Contre les déserts médicaux et une médecine libérale à bout de souffle, des centres publics de santé de proximité partout, à commencer par les déserts médicaux, pluri-professionnels, assurant le soin, la prévention, les petites urgences, la formation et la recherche, pour et avec les usager·es, gratuits et financés par le 100 % Sécu
Ces centres de santé, à l’opposé des maisons de santé privées, sont publics et gratuits dans le cadre du 100 % Sécu. Mais ils seraient aussi l’occasion d’une triple révolution face à une médecine libérale, essentiellement curative et individuelle. La révolution d’une médecine communautaire ou participative, avec et pour les patient·es. À l’opposé des temps du Covid où pour l’État le malade était le problème. Et la gestion de la pandémie faite à coups de QR code et d’amendes de gendarmerie, nous affirmons qu’à l’aire des pathologies chroniques et environnementales, le malade, actuel et futur, son information éclairée, les moyens donnés à sa capacité à changer sa vie sont au centre de la solution.
La seconde révolution, c’est de passer du soin isolé au soin associé à la prévention, tant il est vrai que ces Centres de Santé sont le lieu idéal d’une prévention bâtie aussi au niveau d’un territoire, avec les usager.es et leurs associations, avec toutes et tous les acteurs du social et du médico-social, avec les salarié.es des entreprises environnantes face aux pollutions, face à la souffrance au travail, avec l’éducation nationale et les cantines et cela dans un cadre participatif, individuel et collectif.
Seul un fonctionnement démocratique de ces centres de santé, bâti par les salarié·es, les usager·es, les professionnel·les, les associations, et c’est la troisième révolution, peut porter ces projets dans le cadre d’une Sécurité sociale actrice du soin, mais aussi de prévention et de changement des conditions de vie qui nous rendent malade.
Pour l’hôpital public, contre la maîtrise comptable qui ferme les lits et maltraite les personnel·les, un budget à la hauteur des besoins
L’austérité et la gestion comptable portée par la tarification à l’activité, les directeurs et les Agences régionales de santé (ARS), appliquant une logique financière, ont transformé les hôpitaux en usines à soins, qui réduisent toujours plus les temps de séjour, ferment les services « non rentables » et cachent derrière le vocable virage ambulatoire, le report vers les familles de la prise en charge des plus isolés, démunis face à la désertification médicale. La qualité des soins s’y dégrade, on meurt aux urgences sur des brancards faute de soins et de lits disponibles dans les autres services. Malgré les applaudissements pendant le confinement les « indispensables » du soin sont maltraités et mal payés. Pendant ce temps, les cliniques privées sélectionnent les pathologies, les territoires et les patient·es les plus « rentables ».

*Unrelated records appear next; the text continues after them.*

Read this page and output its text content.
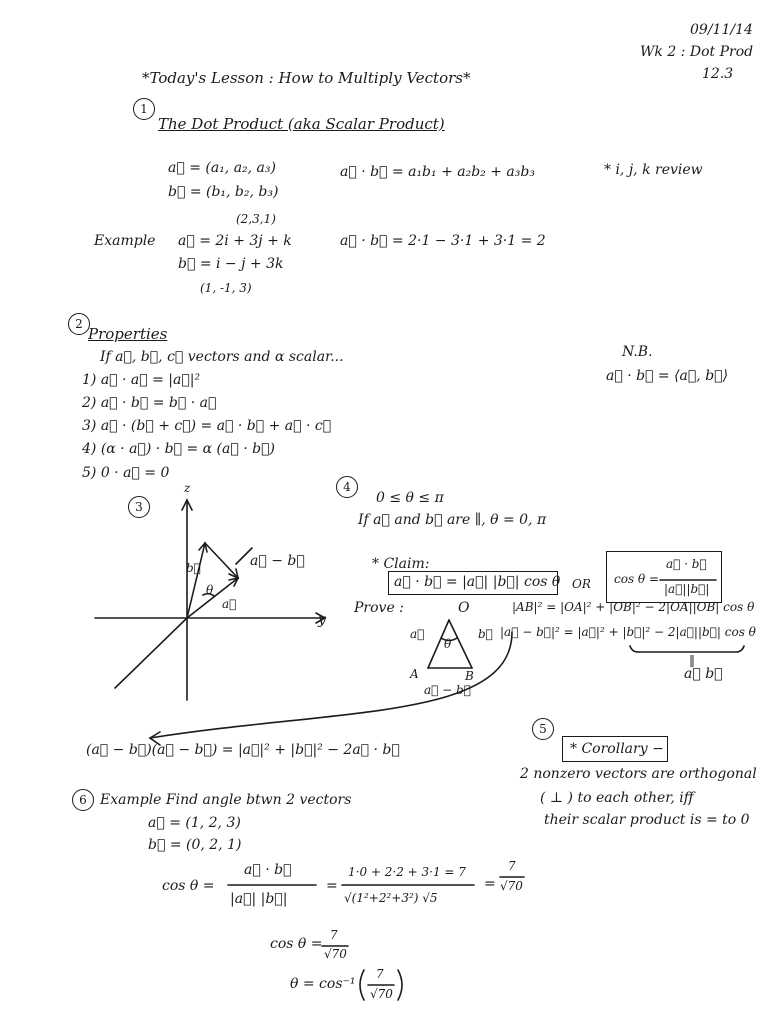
09/11/14
Wk 2 : Dot Prod
12.3
*Today's Lesson : How to Multiply Vectors*
1
The Dot Product (aka Scalar Product)
a⃗ = (a₁, a₂, a₃)
b⃗ = (b₁, b₂, b₃)
a⃗ · b⃗ = a₁b₁ + a₂b₂ + a₃b₃	* i, j, k review
(2,3,1)
Example a⃗ = 2i + 3j + k
b⃗ = i − j + 3k
(1, -1, 3)
a⃗ · b⃗ = 2·1 − 3·1 + 3·1 = 2
2
Properties
If a⃗, b⃗, c⃗ vectors and α scalar...
1) a⃗ · a⃗ = |a⃗|²
2) a⃗ · b⃗ = b⃗ · a⃗
3) a⃗ · (b⃗ + c⃗) = a⃗ · b⃗ + a⃗ · c⃗
4) (α · a⃗) · b⃗ = α (a⃗ · b⃗)
5) 0 · a⃗ = 0
N.B.
a⃗ · b⃗ = ⟨a⃗, b⃗⟩
3
z
y
b⃗
a⃗
θ
a⃗ − b⃗
4
0 ≤ θ ≤ π
If a⃗ and b⃗ are ∥, θ = 0, π
* Claim:
a⃗ · b⃗ = |a⃗| |b⃗| cos θ OR cos θ =
a⃗ · b⃗
|a⃗||b⃗|
Prove :	O
θ
a⃗	b⃗
A	B
a⃗ − b⃗
|AB|² = |OA|² + |OB|² − 2|OA||OB| cos θ
|a⃗ − b⃗|² = |a⃗|² + |b⃗|² − 2|a⃗||b⃗| cos θ
‖
a⃗ b⃗
(a⃗ − b⃗)(a⃗ − b⃗) = |a⃗|² + |b⃗|² − 2a⃗ · b⃗
5
* Corollary −
2 nonzero vectors are orthogonal
( ⊥ ) to each other, iff
their scalar product is = to 0
6 Example Find angle btwn 2 vectors
a⃗ = (1, 2, 3)
b⃗ = (0, 2, 1)
cos θ =
a⃗ · b⃗
|a⃗| |b⃗|
=
1·0 + 2·2 + 3·1 = 7
√(1²+2²+3²) √5
=
7
√70
cos θ =
7
√70
θ = cos⁻¹
7
√70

À l’enveloppe fermée de l’Objectif national des dépenses d’assurance maladie hospitalier qui court toujours moins vite que l’inflation, à la tarification à l’activité, aux directeurs et aux ARS et à leur gestion financière, nous opposons l’exigence de budgets hospitaliers à la hauteur des besoins, en personnels, en lits et en investissements. Des besoins de santé portés par les populations et les équipes soignantes, comme certains services ont pu en faire l’expérience au moment du Covid où les critères financiers ont parfois été mis en suspens.
La définition des besoins hospitaliers doit aussi s’appuyer sur des ratios minimums par patient définis par spécialité, ainsi que sur l’accessibilité sur tout le territoire d’établissements dotés de tous les services nécessaires, notamment en médecine, chirurgie, maternité et soins palliatifs, en lien avec des centres experts régionaux. On pense par exemple à l’obligation d’une accessibilité des maternités à moins de 30 minutes sur tout le territoire. Cela passe par un plan d’urgence pour la formation et l’embauche de professionnel·les de santé, avec les moyens correspondants, incluant un salaire étudiant pour toutes et tous (formation de 16 000 médecins par an pour faire face au manque criant de médecins, embauche de 100 000 personnes dans les hôpitaux et les hôpitaux psychiatriques, de 200 000 personnes dans les Ehpad…).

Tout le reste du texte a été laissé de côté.